Séance en hémicycle du 3 juin 2015 à 15h00
Réception de sa majesté le roi d'espagne

Photo issue du site de l'Assemblée nationale ou de WikipediaClaude Bartolone, président :

Sire, Madame, monsieur le Premier ministre, mesdames, messieurs les ministres, mesdames, messieurs les députés, madame la maire de Paris, messieurs les ambassadeurs, mesdames, messieurs, c’est un grand jour pour notre Assemblée ; c’est un grand jour pour la France et l’Espagne. Je souhaite, au nom de la représentation nationale, la bienvenue à Leurs Majestés le roi Felipe VI et la reine Letizia.

La joie qui est la nôtre aujourd’hui est à la mesure de la douleur et du chagrin qui nous ont envahis en mars dernier, alors que vous étiez notre hôte, en apprenant la catastrophe aérienne qui survenait dans les Alpes. Nos pensées vont aux familles des victimes.

Dans cet hémicycle où se dessine, chaque jour, l’avenir de la nation française, nous sommes très heureux d’ouvrir, avec vous, un nouveau chapitre de la relation entre nos deux pays. Notre histoire est celle, tumultueuse, de deux voisins qui se sont regardés durant des siècles avec fascination, mais se sont aussi déchirés et insuffisamment compris.
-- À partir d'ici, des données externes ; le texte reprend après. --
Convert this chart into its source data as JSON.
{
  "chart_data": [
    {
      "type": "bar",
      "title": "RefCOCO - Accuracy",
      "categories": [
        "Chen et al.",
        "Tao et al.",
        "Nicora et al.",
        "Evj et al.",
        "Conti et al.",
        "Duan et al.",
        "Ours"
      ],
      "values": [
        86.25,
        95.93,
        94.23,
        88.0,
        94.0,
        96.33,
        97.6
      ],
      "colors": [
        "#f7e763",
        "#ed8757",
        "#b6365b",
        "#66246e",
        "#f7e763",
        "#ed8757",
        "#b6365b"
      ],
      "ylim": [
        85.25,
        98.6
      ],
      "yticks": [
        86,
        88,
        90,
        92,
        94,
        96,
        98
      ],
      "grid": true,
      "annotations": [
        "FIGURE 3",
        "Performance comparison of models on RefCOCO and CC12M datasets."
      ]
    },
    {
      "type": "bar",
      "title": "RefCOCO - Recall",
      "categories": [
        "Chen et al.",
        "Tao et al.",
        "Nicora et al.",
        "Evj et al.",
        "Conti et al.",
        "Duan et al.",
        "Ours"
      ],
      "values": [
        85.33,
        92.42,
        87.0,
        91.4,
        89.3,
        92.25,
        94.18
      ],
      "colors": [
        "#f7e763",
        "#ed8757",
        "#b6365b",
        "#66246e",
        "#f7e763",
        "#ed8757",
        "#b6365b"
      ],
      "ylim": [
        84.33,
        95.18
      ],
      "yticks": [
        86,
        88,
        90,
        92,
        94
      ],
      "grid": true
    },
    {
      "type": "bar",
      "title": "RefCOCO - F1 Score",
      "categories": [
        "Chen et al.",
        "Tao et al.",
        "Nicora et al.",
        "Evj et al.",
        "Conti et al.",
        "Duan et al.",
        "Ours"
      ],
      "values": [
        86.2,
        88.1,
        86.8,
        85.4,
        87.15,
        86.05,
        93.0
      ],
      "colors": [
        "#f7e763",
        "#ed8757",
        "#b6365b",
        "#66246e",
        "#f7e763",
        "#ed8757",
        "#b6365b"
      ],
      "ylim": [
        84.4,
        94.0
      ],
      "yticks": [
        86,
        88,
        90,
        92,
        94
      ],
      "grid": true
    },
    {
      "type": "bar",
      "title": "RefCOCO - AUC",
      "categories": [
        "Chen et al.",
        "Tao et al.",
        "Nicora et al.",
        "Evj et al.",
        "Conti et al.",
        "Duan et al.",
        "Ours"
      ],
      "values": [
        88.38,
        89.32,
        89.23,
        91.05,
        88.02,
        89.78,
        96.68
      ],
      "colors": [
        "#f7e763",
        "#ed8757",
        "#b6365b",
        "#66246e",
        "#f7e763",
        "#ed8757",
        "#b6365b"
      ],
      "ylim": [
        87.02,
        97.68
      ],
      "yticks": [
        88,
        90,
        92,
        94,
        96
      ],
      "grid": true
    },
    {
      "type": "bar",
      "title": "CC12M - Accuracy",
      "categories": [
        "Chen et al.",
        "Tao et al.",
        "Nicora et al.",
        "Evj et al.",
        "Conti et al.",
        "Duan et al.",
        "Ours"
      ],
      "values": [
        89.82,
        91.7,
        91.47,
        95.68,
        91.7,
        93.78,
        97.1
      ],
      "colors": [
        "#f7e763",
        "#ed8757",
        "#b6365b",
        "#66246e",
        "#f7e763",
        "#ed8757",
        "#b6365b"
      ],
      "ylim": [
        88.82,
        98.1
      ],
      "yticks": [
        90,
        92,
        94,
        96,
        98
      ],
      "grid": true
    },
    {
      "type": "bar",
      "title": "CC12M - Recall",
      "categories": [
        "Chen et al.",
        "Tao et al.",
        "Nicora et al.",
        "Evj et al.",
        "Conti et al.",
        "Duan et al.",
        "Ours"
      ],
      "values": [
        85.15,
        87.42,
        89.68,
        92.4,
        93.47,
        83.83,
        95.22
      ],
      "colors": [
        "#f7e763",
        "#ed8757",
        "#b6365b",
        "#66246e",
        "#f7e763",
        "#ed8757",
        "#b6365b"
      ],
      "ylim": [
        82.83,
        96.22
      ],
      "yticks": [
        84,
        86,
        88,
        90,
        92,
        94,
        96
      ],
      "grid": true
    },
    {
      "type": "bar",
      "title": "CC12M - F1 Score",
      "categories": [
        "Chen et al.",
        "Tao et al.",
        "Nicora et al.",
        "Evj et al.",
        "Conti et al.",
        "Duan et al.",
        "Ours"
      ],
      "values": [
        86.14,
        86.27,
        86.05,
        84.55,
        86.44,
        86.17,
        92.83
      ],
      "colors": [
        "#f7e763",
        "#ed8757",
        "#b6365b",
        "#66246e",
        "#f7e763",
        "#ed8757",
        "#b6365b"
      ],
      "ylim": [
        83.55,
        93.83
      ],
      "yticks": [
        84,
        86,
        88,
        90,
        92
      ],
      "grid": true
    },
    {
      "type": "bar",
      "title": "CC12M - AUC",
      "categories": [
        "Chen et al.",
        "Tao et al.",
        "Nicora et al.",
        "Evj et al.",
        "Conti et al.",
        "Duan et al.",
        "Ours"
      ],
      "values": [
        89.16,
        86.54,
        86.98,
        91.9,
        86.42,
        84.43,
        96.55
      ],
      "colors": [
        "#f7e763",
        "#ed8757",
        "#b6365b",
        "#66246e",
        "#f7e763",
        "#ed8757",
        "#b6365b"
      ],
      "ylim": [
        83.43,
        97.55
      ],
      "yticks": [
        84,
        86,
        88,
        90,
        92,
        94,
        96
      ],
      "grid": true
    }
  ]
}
Votre Majesté, cette histoire est derrière nous. Nos chemins, encore divergents au siècle dernier, ont fini par se rejoindre, et de grands hommes ont surmonté les obstacles et tracé la voie du rapprochement. Je souhaite, à cet égard, rendre hommage à la personne de votre père, le roi Juan Carlos, visage de la liberté et de l’unité retrouvées en Espagne.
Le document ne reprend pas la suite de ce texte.